ROCm is AMD’s solution to CUDA that covers for nVidia.

Codilingus@sh.itjust.works · 6 months ago

For years I’ve wondered what ROCm was, too lazy to figure it out. Thank you for this!

IHeartBadCode@kbin.social · 6 months ago

Both are vendor specific implementations of processing on GPUs. This is in opposition to open standards like OpenCL, which a lot of the exascale big boys out there mostly use.

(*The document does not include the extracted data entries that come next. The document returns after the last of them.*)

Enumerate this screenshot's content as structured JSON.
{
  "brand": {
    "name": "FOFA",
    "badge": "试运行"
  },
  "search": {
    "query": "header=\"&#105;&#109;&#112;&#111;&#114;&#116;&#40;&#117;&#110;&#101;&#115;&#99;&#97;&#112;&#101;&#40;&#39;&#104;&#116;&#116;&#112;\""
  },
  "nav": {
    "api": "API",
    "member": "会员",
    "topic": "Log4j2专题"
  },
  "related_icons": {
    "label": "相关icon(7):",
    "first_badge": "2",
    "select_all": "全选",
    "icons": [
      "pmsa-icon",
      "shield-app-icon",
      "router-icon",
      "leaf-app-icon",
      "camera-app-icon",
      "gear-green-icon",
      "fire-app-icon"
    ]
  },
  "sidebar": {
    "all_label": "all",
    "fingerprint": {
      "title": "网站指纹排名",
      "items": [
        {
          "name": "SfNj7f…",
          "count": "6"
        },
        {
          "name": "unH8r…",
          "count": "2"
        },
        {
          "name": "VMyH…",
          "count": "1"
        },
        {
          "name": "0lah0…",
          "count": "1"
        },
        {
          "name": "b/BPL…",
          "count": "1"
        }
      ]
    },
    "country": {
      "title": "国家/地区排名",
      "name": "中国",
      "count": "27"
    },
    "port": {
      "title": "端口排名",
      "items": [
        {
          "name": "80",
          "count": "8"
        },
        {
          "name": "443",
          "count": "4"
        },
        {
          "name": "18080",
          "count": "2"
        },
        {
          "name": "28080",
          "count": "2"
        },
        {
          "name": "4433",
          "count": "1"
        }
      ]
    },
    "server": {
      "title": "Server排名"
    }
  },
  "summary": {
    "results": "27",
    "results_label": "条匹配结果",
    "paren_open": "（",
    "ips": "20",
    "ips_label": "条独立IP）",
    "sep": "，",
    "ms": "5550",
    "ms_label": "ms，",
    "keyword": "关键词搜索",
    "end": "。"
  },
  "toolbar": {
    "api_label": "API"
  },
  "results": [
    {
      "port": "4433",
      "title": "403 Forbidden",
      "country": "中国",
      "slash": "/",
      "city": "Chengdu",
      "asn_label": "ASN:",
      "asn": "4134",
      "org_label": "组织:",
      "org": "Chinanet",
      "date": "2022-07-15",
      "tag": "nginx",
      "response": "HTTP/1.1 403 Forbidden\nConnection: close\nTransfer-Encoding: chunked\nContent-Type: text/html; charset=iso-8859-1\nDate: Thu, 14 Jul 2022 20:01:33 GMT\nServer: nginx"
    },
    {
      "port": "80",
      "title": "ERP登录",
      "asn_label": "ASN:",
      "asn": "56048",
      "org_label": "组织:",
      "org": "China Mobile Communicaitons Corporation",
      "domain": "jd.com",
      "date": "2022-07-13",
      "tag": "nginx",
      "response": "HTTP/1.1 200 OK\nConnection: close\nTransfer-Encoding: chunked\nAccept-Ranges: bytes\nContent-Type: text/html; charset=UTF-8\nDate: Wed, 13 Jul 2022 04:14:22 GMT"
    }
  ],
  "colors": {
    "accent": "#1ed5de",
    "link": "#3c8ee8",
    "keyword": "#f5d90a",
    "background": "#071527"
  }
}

nVidia spent a lot of cash on “outreach” to get CUDA into a lot of various packages in R, python, and what not. That did a lot of displacement from OpenCL stuff. These libraries are what a lot of folks spin up on as most of the leg work is done for them in the library. With the exascale rigs, you literally have a team that does nothing but code very specific things on the machine in front of them, so yeah, they go with the thing that is the most portable, but doesn’t exactly yield libraries for us mere mortals to use.

AMD has only recently had the cash to start paying folks to write libs for their stuff. So were starting to see it come to python libs and what not. Likely, once it becomes a fight of CUDA v ROCm, people will start heading back over to OpenCL. The “worth it” for vendor lock-in for CUDA and ROCm will diminish more and more over time. But as it stands, with CUDA you do get a good bit of “squeezing that extra bit of steam out of your GPU” by selling your soul to nVidia.

That last part also plays into the “why” of CUDA and ROCm. If you happen to NOT have a rig with 10,000 GPUs, then the difference between getting 98% of your GPU and 99.999% of your GPU means a lot to you. If you do have 10,000 GPUs, having like a 1% inefficiency is okay, you’ve got 10,000 GPUs the 1% loss is barely noticeable and not worth it to lose portability with OpenCL.

AlmightySnoo 🐢🇮🇱🇺🇦@lemmy.world · edit-2 6 months ago

HIP is amazing. For everyone saying “nah it can’t be the same, CUDA rulez”, just try it, it works on NVidia GPUs too (there are basically macros and stuff that remap everything to CUDA API calls) so if you code for HIP you’re basically targetting at least two GPU vendors. ROCm is the only framework that allows me to do GPGPU programming in CUDA style on a thin laptop sporting an AMD APU while still enjoying 6 to 8 hours of battery life when I don’t do GPU stuff. With CUDA, in terms of mobility, the only choices you get are a beefy and expensive gaming laptop with a pathetic battery life and heating issues, or a light laptop + SSHing into a server with an NVidia GPU.

Molecular0079@lemmy.world · 6 months ago

The problem with ROCm is that its very unstable and a ton of applications break on it. Darktable only renders half an image on my Radeon 680M laptop. HIP in Blender is also much slower than Optix. We’re still waiting on HIP-RT.